The past five years haven't been kind to Apple's laptops. The trouble all began with the butterfly keyboard switch that debuted in 2015. It was an attempt on Apple's part to slim the MacBook even further and make the machine that much more portable, but the mechanism was so fragile that a single mote of dust could disable a key completely. Apple tweaked the design in following iterations, but the damage to the MacBook's reputation was done. The faulty keys eroded consumer trust and sparked several class-action lawsuits; plus, Apple's fixes were more like treatments than a cure.
That's no longer the case. With the new 13-inch MacBook Pro, the butterfly plague has finally been eradicated. In fact, with this machine's release, Apple no longer sells a laptop with the butterfly switch keyboard—the company has been phasing the design out with each new MacBook. And like Goldilocks with the third bowl of porridge, the last machine to get a refresh in the MacBook lineup is my favorite. The 13-incher is not as big and bulky as the 16-inch MacBook Pro, and it has more power (and more ports) than the MacBook Air. But not everything about the newest MacBook Pro is rosy. Its battery life is just OK, the aluminum body gets warm quite often, and the configurations of the machine that are truly useful are too expensive.
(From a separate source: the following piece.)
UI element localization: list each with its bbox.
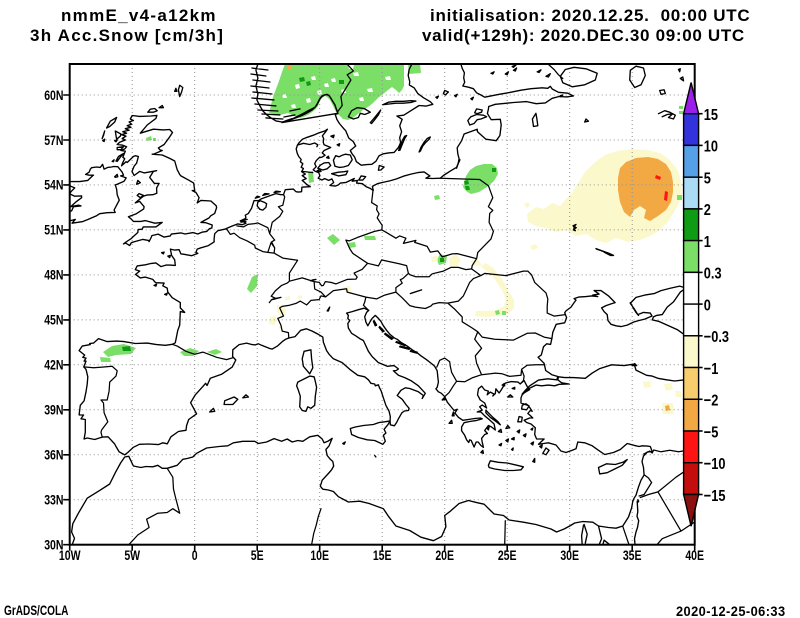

I'd be remiss if I didn't break down the different configurations of this laptop, because it's a bit perplexing. There are two main versions of the 13-inch MacBook Pro: one with two USB-C Thunderbolt 3 ports for $1,299, and another with four ports for $1,799. The number of ports isn't the only difference.
The more affordable MacBook Pro has a base 256 GB of storage (the pricier one comes with 512 GB) and slightly weaker graphics-card performance (Intel's Iris Plus Graphics 645 versus Iris Plus Graphics G7—and yes, the names are confusing). It also has slower RAM, and less of it (8 gigabytes of 2133-MHz DDR3 versus 16 gigabytes of 3733-MHz DDR4X on the pricier computer). Most importantly, the lower-end laptop sticks with an eighth-generation Intel processor, whereas the $1,799 model uses the latest 10th-generation chip. The choice of which version to buy is made all the more confusing by the fact that the base model's price is close to that of the MacBook Air.